Mais je sens que mon cœur murmure et retient ma plume.
Jean-Jacques Rousseau.

vendredi 24 mai 2013

Au travail


Mon chef est capable d'envoyer des mails à une heure du matin, ayant pour objet : TRES TRES URGENT. En arrivant vers neuf heures, je l'avais trouvé dans mon propre bureau pour me dire : Salut, j'ai du travail pour toi... avec son sourire de reptile.

Dire oui. Comprendre l'importance et la gravité de la situation. Refaire toujours la même chose. Ne pas dire bonjour. Regarder des tableaux Excel. Soigner la présentation d'un document. Rester dans son bureau l'air concentré. Perdre le sens que le mot stress avait pour moi à une certaine époque.

Des discussions passionnées : Salut ça va ? Ouais ça va et toi ? Très bien, merci. Café ? Volontiers. On se croirait au mois de mars. Oui. Ils ont remis le chauffage. Ah bon ? J'ai lu un article excellent ce matin. Ah. Au fait... il faut que je vois un truc avec toi. Ok, ça marche.


lundi 20 mai 2013


Cela faisait des mois que je n'étais pas retourné sur le campus de Nanterre. Lieu désolé, qui n'inspire que la solitude. Au printemps, cependant, il y a comme quelque chose dans l'air qui pourrait donner envie de s'allonger sur la pelouse, de prendre un livre, ou bien de regarder les filles qui passent.

Le prof nous donna un sujet de dissertation pour nous exercer : « Peut-on douter de tout ? »

Personnellement, je doutais surtout du sens de mon existence. Mais le corrigé nous appris que, pour un professeur de philosophie, le doute s'appliquait d'abord à la connaissance, et qu'il s'agissait de savoir quel était le bon usage du doute permettant de fonder des connaissances certaines. 

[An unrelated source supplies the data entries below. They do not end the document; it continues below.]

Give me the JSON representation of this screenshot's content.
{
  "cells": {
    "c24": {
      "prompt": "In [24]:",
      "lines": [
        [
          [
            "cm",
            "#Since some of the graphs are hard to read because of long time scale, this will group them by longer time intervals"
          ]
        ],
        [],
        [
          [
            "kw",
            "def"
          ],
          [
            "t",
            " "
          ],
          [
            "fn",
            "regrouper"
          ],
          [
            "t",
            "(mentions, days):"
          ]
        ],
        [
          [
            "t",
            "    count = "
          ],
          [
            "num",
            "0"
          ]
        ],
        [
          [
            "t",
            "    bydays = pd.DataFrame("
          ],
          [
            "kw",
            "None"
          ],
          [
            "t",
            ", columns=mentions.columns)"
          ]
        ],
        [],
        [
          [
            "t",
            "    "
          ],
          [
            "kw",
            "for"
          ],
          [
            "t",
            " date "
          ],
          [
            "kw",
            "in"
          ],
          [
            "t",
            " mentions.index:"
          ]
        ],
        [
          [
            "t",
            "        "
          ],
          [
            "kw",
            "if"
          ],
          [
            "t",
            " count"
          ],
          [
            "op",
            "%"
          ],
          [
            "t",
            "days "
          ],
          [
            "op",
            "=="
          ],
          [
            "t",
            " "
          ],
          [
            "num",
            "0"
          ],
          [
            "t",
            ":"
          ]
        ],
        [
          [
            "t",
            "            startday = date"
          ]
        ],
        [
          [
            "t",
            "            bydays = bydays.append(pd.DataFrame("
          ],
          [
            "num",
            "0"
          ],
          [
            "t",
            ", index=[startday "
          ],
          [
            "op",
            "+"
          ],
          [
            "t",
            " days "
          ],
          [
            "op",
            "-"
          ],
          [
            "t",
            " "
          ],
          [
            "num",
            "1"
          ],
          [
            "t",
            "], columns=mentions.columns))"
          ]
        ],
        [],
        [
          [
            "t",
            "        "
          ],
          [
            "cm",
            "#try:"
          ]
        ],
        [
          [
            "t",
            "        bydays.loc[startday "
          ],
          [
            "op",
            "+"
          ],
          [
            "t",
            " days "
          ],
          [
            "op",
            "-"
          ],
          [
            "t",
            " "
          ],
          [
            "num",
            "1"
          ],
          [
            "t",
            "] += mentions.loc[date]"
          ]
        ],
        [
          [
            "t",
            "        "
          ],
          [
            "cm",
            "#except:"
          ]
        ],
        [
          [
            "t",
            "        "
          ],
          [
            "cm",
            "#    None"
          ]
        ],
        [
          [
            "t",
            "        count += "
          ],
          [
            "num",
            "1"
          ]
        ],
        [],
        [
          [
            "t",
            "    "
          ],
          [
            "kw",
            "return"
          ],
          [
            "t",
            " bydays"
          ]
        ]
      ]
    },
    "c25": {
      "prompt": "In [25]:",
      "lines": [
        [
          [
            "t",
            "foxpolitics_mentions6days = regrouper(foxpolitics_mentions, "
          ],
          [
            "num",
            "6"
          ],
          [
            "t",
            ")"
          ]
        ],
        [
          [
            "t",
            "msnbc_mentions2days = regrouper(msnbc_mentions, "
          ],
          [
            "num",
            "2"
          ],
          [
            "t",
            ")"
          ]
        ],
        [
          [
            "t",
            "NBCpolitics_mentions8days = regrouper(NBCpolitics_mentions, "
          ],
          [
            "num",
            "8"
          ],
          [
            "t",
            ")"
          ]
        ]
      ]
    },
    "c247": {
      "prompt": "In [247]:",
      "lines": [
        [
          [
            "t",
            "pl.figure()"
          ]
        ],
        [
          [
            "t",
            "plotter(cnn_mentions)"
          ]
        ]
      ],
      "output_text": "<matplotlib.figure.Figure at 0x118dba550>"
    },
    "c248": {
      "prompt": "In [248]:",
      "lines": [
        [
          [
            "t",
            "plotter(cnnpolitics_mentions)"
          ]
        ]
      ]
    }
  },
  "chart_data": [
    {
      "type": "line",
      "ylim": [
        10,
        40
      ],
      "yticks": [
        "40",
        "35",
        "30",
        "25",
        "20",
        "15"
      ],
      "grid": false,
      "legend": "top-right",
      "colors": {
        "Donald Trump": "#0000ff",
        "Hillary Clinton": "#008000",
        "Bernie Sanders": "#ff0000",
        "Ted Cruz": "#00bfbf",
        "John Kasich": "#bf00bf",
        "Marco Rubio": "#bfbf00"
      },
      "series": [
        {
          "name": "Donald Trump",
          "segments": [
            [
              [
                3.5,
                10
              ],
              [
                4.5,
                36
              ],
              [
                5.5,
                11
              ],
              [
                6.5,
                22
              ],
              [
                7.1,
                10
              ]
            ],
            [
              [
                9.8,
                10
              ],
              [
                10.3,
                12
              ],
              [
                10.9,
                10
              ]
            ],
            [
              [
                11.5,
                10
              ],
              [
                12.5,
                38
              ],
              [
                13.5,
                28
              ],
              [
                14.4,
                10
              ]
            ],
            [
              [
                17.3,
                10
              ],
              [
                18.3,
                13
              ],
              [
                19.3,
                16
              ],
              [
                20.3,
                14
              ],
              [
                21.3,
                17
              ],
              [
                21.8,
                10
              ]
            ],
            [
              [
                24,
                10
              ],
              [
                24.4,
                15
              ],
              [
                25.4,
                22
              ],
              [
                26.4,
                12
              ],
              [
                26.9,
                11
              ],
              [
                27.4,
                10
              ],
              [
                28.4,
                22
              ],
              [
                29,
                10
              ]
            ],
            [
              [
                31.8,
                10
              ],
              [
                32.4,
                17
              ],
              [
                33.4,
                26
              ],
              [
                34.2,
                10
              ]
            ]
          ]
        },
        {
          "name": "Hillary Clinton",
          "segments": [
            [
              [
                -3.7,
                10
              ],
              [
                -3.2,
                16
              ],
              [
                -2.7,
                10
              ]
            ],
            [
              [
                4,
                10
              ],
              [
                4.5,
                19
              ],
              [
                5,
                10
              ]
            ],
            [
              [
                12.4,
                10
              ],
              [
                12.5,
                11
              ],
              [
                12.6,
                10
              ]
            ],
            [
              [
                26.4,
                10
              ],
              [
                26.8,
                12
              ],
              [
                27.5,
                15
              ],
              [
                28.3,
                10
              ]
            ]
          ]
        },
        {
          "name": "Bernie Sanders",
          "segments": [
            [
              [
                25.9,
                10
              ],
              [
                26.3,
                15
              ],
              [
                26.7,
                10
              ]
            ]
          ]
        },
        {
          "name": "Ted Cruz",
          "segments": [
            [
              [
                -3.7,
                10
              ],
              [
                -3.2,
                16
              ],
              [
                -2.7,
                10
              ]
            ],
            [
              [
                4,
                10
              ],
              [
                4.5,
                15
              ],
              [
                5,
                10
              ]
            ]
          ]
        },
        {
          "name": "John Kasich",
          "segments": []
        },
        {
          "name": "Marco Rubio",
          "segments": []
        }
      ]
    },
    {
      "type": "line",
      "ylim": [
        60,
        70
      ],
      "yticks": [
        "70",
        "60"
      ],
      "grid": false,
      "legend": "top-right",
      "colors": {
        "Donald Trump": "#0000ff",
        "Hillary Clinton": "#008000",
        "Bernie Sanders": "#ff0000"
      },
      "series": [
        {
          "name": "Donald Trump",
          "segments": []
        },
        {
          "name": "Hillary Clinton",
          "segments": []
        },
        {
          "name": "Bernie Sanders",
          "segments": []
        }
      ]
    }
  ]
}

J'avais envie de lui dire : « Monsieur, vous négligez les enjeux existentiels. Si la certitude est l'antonyme du doute, elle ne se réduit pas à la certitude de la connaissance ; la première des certitudes est la certitude de soi, d'être au monde, etc. »

Mais j'avais potentiellement tort. Et j'étais, plus que potentiellement, de mauvaise foi. Je ne dis pas un mot, le regardai de mes yeux vitreux et absents. Il évita mon regard et me prit certainement pour... un légume.




mardi 14 mai 2013

Faire les courses


Raconter des choses, aussi banales soient-elles, donne le sentiment d'exister.

***

Au Monoprix, rue Lecourbe. Après le rayon des produits de toilette, où je me suis acheté du déodorant, nous arrivons dans le petit coin livres. J'en ouvre un et tombe sur la première phrase : Arthur Dreyfuss aimait les gros seins

Marcher entre les rayons, choisir de la bière, se perdre de vue, tourner en rond, tomber sur des gens en costume cravate qui téléphonent. Au final se demander pourquoi ça nous a coûté si cher.


mardi 7 mai 2013

Mort à Venise


Le téléphone sonna, et je vis un poids immense s'abattre sur elle. Ses yeux bleus semblaient avoir perdu la possibilité même du regard, et le silence se déploya comme un voile nous enserrant tous deux. 

Mais paradoxalement mon coeur battait trop vite, des images confuses me revenaient : le souvenir du cimetière de Venise, et une odeur âcre et forte au coin d'un mur. Je m'étais demandé : pourquoi suis-je si sûr qu'il s'agit de l'odeur d'un cadavre ? Cela m'apparaissait comme une évidence - et la mort ne fût plus une idée, mais devint une image : celle d'une algue épaisse et puante, gisant au fond de la lagune.